Domingo no Azul
Deve ser traduzido
perfeitamente do italiano e passar numa tela seqüencialmente, enquanto é
cantada baixinho naquela língua, porque só ficará bem nela. Mas um cantor
cantará a versão em português, enquanto noutro telão passam imagens da Terra
vista de fora – sendo toda azul com nuvens.
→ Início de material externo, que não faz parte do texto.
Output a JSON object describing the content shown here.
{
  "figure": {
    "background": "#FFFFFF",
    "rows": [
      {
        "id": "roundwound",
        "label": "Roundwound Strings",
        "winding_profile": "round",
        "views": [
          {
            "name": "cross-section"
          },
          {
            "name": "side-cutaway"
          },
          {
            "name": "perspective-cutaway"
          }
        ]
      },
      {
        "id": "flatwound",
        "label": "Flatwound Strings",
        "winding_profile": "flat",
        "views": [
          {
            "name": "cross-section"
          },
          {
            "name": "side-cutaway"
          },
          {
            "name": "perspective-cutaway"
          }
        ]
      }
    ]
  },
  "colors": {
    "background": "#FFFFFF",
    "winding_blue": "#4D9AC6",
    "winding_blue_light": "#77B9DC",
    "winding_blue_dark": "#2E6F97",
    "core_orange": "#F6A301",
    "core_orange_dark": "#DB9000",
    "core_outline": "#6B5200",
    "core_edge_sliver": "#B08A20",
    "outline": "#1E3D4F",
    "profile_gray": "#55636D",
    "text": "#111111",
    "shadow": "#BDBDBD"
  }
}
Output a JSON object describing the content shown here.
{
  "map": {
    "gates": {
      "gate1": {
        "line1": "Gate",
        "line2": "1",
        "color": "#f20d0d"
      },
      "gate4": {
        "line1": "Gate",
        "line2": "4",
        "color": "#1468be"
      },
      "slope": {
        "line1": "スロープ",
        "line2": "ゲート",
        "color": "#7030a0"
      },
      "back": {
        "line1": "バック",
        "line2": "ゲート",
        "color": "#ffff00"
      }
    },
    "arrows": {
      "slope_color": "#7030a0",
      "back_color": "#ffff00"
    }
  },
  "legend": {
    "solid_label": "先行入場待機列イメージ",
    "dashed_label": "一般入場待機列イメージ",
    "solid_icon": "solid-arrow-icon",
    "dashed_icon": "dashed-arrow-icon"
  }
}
O astronauta que o intérprete
representa deve pintar mesmo com as mãos o rosto de azul, como faziam depois os
caras-pintadas no impedimento de Collor em 1992, acho – a música é de 1958. O
título acima se refere a Domenico Modugno, em português Domingo, referindo-se
ao dia de descanso de Deus (na realidade no judaísmo o sábado, sétimo dia, que
os cristãos mudaram para domingo). Numa estação espacial o astronauta coloca a
música e começa a olhar para baixo; a música repete, enquanto ele sonha com
todos os azuis. Então olha em volta, é só escuridão e desolação, não há nenhum
planeta azul vivo como a Terra, todos têm cores mortais; vê nos telescópios os
retratos da morte.
“Voar, ó, ó, cantar
(...) no azul pintado de azul”, feliz de estar lasso, frouxo, bambo, tranqüilo,
em paz (que é o contrário do que se está passando em baixo, claro). “Voando,
voando feliz, eu me encontro mais alto” nos dois sentidos, alto de estar a
centenas de quilômetros acima do solo e de estar eufórico (então passam cenas
de guerras e misérias). “Um vento rápido me levou e me fez voar no céu
infinito” – as imensas possibilidades desperdiçadas, a destruição de florestas,
o lixo nos lixões a céu aberto, em cima dos lençóis freáticos que contamina,
todo esse gênero de coisa. E, enquanto vai rolando indefinidamente a música, os
contrastes vão sendo mostrados, entre o que poderia ter sido e o que é que de
fato, todos os gêneros de perversões humanas, duas telas, a do astronauta
libertado e feliz no azul pintado de azul e da realidade que perversamente
construímos.
Vitória,
sexta-feira, 26 de dezembro de 2003.